The Circular and related meeting materials are available on the Company’s SEDAR profile at and have been mailed to Bluma Shareholders of record on February 8, 2021. Holders of the Company’s restricted share units will also be sent a copy of the Circular. Bluma Shareholders are encouraged to attend and vote at the Meeting or by proxy prior to the proxy cut-off of 10:00 a.m. (Toronto time) on March 17, 2021. Details on how to attend the Meeting and how to vote are contained in the Circular. The Circular contains important information regarding the Arrangement Agreement and the Arrangement with Cresco, pursuant to which Cresco will acquire all of the issued and outstanding common shares of the Company (the “Bluma Shares”). If the Arrangement is completed, Bluma Shareholders will receive 0.0859 of a subordinate voting share of Cresco for each Bluma Share held, subject to adjustment in accordance with the terms of the Plan of Arrangement.

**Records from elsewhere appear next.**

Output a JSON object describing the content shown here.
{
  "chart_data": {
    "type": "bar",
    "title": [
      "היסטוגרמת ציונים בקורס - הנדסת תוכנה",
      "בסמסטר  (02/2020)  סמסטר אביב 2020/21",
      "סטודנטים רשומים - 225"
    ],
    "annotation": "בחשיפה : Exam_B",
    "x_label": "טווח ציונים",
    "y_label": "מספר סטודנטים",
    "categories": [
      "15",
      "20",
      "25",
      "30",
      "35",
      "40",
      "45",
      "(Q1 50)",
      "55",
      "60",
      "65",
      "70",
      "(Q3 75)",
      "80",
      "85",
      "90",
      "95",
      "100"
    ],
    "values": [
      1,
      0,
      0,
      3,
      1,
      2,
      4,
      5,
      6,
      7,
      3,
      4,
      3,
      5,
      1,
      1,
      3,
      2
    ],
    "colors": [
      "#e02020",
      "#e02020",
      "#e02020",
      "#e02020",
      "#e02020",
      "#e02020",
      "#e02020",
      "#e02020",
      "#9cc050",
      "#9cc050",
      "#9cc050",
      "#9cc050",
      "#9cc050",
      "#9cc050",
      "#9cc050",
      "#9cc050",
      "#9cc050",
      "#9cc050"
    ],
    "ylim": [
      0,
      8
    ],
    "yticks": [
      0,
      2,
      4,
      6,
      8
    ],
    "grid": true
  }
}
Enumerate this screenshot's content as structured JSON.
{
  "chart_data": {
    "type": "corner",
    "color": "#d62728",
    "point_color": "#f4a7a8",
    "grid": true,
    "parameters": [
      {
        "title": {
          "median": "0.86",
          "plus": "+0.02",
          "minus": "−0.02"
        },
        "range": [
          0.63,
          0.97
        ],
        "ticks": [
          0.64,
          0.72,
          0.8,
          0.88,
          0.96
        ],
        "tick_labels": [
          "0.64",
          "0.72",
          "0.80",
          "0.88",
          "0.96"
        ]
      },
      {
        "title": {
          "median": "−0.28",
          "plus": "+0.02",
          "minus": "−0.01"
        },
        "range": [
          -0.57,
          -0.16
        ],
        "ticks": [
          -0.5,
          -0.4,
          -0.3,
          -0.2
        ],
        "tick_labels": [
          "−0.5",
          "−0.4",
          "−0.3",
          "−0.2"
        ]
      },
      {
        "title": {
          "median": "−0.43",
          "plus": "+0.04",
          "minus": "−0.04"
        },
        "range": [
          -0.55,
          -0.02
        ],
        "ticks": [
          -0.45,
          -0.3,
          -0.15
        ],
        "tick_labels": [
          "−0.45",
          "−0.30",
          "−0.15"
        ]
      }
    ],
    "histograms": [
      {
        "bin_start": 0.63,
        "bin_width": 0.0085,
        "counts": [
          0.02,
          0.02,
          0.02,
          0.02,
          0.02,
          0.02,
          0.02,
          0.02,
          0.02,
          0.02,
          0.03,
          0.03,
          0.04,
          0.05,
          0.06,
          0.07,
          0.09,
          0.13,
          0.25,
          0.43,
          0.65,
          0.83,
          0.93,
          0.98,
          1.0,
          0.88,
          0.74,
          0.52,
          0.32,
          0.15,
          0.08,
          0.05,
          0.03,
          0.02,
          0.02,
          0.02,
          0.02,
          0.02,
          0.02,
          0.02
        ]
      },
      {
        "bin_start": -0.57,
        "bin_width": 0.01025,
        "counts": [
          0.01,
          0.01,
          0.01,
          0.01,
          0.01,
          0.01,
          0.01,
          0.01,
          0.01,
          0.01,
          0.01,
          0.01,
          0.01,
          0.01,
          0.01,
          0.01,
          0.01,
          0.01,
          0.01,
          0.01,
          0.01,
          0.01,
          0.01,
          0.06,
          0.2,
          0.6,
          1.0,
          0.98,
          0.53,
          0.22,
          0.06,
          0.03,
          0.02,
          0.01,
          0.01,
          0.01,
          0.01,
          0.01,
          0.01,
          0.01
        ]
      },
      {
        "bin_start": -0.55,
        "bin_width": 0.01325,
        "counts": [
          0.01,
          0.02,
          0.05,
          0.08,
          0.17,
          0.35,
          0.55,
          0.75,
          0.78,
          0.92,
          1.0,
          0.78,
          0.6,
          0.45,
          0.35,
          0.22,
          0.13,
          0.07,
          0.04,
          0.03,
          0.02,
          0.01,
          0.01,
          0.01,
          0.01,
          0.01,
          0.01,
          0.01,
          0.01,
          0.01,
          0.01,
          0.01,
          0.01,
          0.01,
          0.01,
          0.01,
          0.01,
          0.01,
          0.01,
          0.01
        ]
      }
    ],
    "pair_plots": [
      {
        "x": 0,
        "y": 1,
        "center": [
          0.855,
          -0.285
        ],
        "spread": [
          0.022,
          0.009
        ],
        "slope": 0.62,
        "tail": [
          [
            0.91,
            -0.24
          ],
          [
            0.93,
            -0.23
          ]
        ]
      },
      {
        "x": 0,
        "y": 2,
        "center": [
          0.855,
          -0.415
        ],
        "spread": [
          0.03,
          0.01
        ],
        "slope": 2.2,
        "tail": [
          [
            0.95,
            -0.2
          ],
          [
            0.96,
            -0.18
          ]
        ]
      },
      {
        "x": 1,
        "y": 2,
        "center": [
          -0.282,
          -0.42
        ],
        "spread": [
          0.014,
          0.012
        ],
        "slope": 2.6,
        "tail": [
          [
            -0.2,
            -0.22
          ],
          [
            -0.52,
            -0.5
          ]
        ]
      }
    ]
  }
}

The completion of the Arrangement is subject to a number of conditions, including but not limited to, approval by the shareholders of the Company at the Meeting, the approval of the Court, and the receipt of all required regulatory approvals, including of the Canadian Securities Exchange, the Florida Department of Health Office of Medical Marijuana Use, and clearance under the U.S. Hart-Scott-Rodino Antitrust Improvements Act. If the Arrangement is approved by the requisite majority of Bluma Shareholders at the Meeting, the Company will apply to the Court for final approval of the Arrangement on March 25, 2021. Subject to the receipt of all required approvals and the satisfaction or waiver of all applicable conditions, the Arrangement is expected to close by the beginning of the second quarter of 2021.

About Bluma Wellness Inc.

Bluma Wellness Inc. owns and operates a vertically-integrated, licensed medical cannabis company in the State of Florida doing business as “One Plant Florida.” One Plant Florida cultivates, processes, dispenses and retails medical cannabis to qualified patients in the State of Florida through multiple retail dispensaries and an innovative next-day door-to-door e-commerce home delivery service, thereby offering convenient access for its customers and meeting the demands of an evolving retail landscape. Bluma Wellness plans to continue expanding its cultivation and distribution operations as the Florida market grows.